29 December 2021
By Chris Partridge
Chris Partridge, who has been a reader of HTBS almost from the start, shares this lovely story about novelist Samuel Butler as a cox at Cambridge.
One of the delights of the internet is the serendipitous discoveries that come one’s way. I was looking for a text by the great Victorian satirist Samuel Butler, author of Erewhon, and came across this recollection by a friend of his at Oxford:
Butler wrote various other papers during his undergraduate days, some of which, preserved by one of his contemporaries, who remained a lifelong friend, the Rev. Canon Joseph M’Cormick, now Rector of St. James’s, Piccadilly, are reproduced in The Note-Books of Samuel Butler (1912).

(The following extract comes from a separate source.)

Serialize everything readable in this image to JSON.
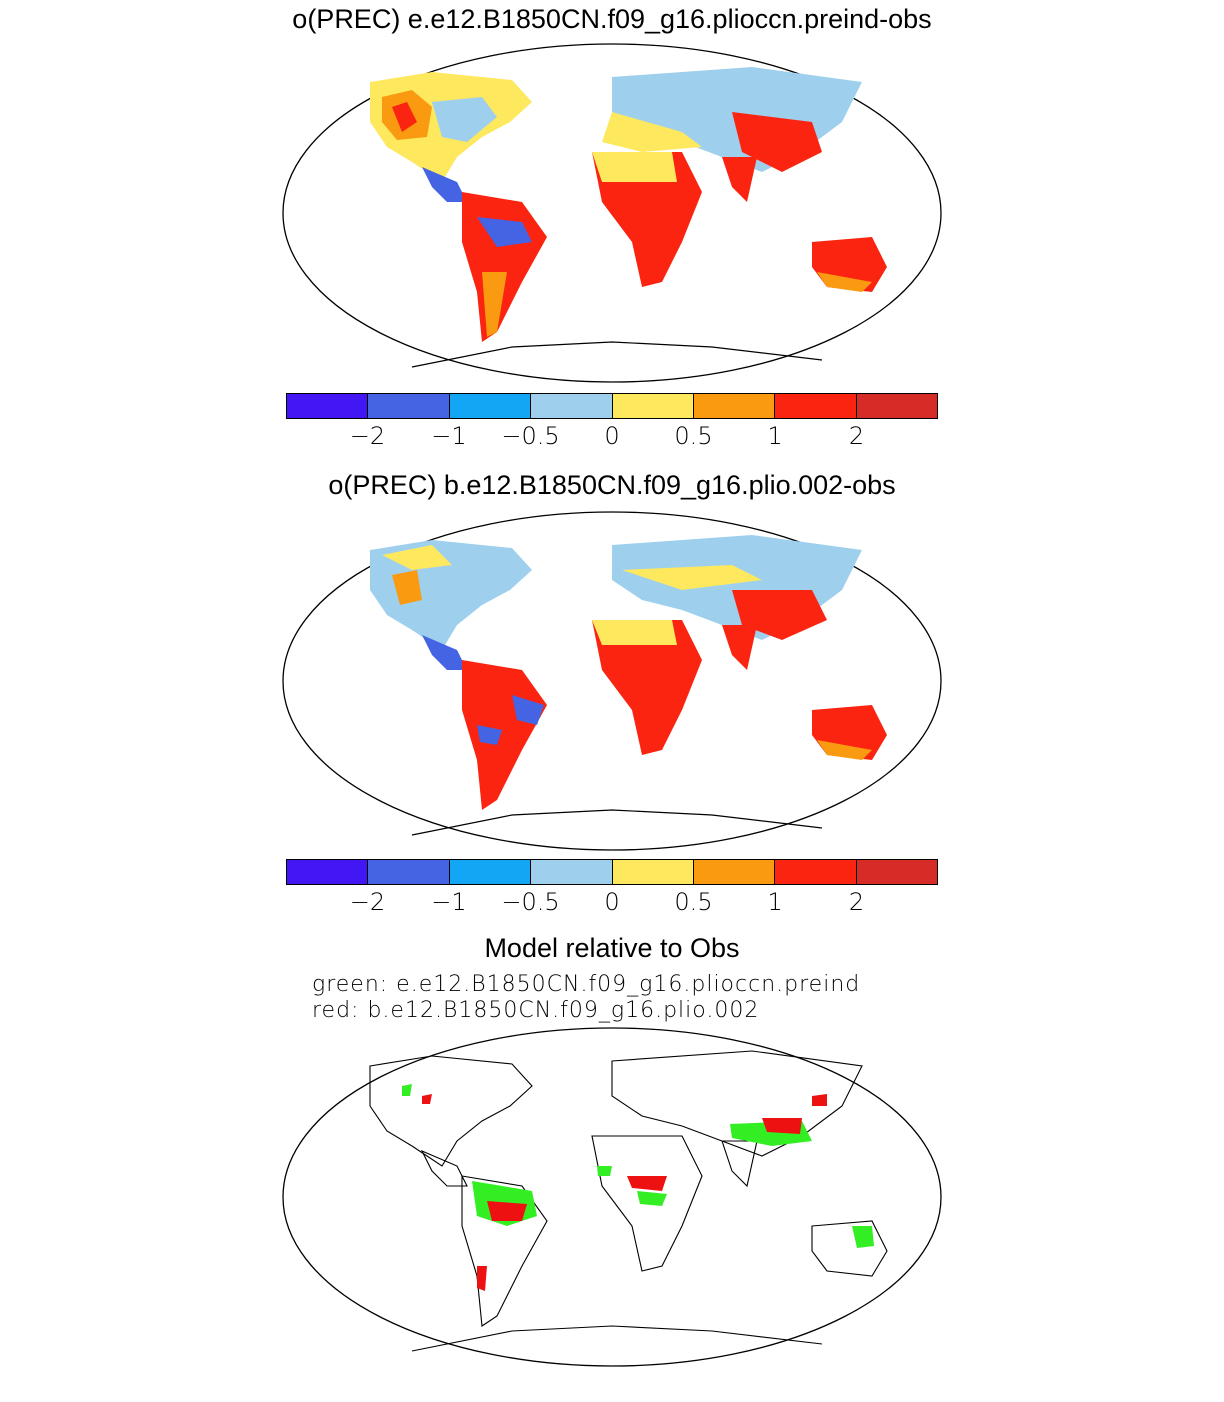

He also steered the Lady Margaret first boat, and Canon M’Cormick told me of a mishap that occurred on the last night of the races in 1857. Lady Margaret had been head of the river since 1854, Canon M’Cormick was rowing 5, Philip Pennant Pearson (afterwards P. Pennant) was 7, Canon Kynaston, of Durham (whose name formerly was Snow), was stroke, and Butler was cox. When the cox let go of the bung at starting, the rope caught in his rudder lines, and Lady Margaret was nearly bumped by Second Trinity. They escaped, however, and their pursuers were so much exhausted by their efforts to catch them that they were themselves bumped by First Trinity at the next corner. Butler wrote home about it:
11 March, 1857. Dear Mamma: My foreboding about steering was on the last day nearly verified by an accident which was more deplorable than culpable the effects of which would have been ruinous had not the presence of mind of No. 7 in the boat rescued us from the very jaws of defeat. The scene is one which never can fade from my remembrance and will be connected always with the gentlemanly conduct of the crew in neither using opprobrious language nor gesture towards your unfortunate son but treating him with the most graceful forbearance; for in most cases when an accident happens which in itself is but slight, but is visited with serious consequences, most people get carried away with the impression created by the last so as to entirely forget the accidental nature of the cause and if we had been quite bumped I should have been ruined, as it is I get praise for coolness and good steering as much as and more than blame for my accident and the crew are so delighted at having rowed a race such as never was seen before that they are satisfied completely. All the spectators saw the race and were delighted; another inch and I should never have held up my head again. One thing is safe, it will never happen again.
This rings true: a crew facing disaster will usually focus on retrieving the situation, leaving the matter of cursing the guilty until later, and Butler’s dramatic escape meant they could forgive.